That, too, is actually pretty simple to understand. Economist Joseph Schumpeter introduced the idea that economic growth is a process he called “creative destruction;” economic growth is driven by innovation and radical, disruptive change, and in the wake of that change comes a string of winners and losers.
There is no doubt that as the market expands from a national to a global scale, some Americans have felt the bite of competition from abroad, leading to huge personal disruptions. But those disruptions are no different than what happened when the car displaced the horse and wagon and the personal computer displaced the old mainframe.

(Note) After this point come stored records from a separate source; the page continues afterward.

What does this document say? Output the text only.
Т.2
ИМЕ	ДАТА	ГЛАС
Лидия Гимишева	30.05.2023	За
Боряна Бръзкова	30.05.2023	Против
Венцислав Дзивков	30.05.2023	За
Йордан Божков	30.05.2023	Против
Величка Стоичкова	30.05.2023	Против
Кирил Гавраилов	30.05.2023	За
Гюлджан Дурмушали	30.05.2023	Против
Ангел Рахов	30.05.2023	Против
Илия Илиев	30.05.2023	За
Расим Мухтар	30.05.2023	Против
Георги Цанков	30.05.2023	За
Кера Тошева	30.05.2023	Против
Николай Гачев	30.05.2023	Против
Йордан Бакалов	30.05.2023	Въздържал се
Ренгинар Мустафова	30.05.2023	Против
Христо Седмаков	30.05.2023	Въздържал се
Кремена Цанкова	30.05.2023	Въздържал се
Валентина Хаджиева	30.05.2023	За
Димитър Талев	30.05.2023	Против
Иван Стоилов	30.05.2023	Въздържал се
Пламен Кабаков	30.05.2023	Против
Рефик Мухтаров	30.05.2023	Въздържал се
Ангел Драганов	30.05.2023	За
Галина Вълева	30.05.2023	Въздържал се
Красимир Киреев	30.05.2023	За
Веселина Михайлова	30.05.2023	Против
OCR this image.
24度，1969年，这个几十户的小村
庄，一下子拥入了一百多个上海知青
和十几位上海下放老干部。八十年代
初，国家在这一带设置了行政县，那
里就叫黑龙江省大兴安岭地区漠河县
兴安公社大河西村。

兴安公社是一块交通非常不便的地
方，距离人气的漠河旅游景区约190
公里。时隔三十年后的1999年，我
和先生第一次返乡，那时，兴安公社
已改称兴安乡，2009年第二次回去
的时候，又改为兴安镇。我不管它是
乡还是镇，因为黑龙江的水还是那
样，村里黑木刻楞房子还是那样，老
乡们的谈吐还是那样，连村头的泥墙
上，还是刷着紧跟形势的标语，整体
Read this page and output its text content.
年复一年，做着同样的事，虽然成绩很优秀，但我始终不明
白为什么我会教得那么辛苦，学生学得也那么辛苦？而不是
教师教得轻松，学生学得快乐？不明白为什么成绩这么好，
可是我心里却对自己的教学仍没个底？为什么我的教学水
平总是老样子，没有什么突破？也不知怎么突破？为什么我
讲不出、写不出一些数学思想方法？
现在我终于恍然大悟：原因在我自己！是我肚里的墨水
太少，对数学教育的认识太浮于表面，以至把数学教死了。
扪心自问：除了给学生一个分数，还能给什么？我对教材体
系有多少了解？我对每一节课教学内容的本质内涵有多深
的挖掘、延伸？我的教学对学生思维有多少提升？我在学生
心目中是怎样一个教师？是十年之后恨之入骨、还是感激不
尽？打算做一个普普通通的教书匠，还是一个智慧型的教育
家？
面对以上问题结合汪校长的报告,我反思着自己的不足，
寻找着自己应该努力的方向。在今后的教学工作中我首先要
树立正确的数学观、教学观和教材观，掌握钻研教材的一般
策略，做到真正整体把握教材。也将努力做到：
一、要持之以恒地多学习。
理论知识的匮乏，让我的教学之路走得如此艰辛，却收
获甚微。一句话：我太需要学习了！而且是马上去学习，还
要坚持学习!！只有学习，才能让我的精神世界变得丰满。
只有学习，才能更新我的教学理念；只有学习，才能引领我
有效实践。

Should we have abandoned automobiles and enforced the use of outdated technology to ensure the jobs of those whose expertise was suddenly outmoded? Of course not. The people employed in these outdated industries moved on to more productive activities elsewhere in the economy—making us all wealthier than we otherwise would be if we had protected their jobs.
Even the big bad wolf of free trade, outsourcing, is wildly overstated as a threat to the American economy. While the “Big 3” automakers, for instance, have hemorrhaged jobs, Mercedes Benz, Toyota, and a host of foreign automakers have moved their manufacturing facilities to the United States because our workers are cheaper and more productive than their counterparts abroad. Many “foreign” cars have more American parts and labor than do typical “American” cars.
If free trade were truly the disaster that many portray it as, the employment and productivity statistics certainly don’t reflect it. Unemployment is at 4.7%, productivity jumped in the last quarter jumped by an astounding 4.9%. That translates into two facts: jobs are still relatively plentiful, and increased productivity means both higher profits and lower prices overall.
Millions of American jobs and consumers depend upon free trade for their prosperity. Our focus should not be on erecting barriers to goods and services from other countries—which raise our standard of living—but on breaking down trade barriers in other countries—whose protectionist practices harm their own economies.
It’s pretty simple, really: The bigger the market, the higher the division of labor; the higher the division of labor, the more productive each individual becomes; the higher productivity is, the wealthier we all can become.
To me, that sounds like a pretty good deal for us all.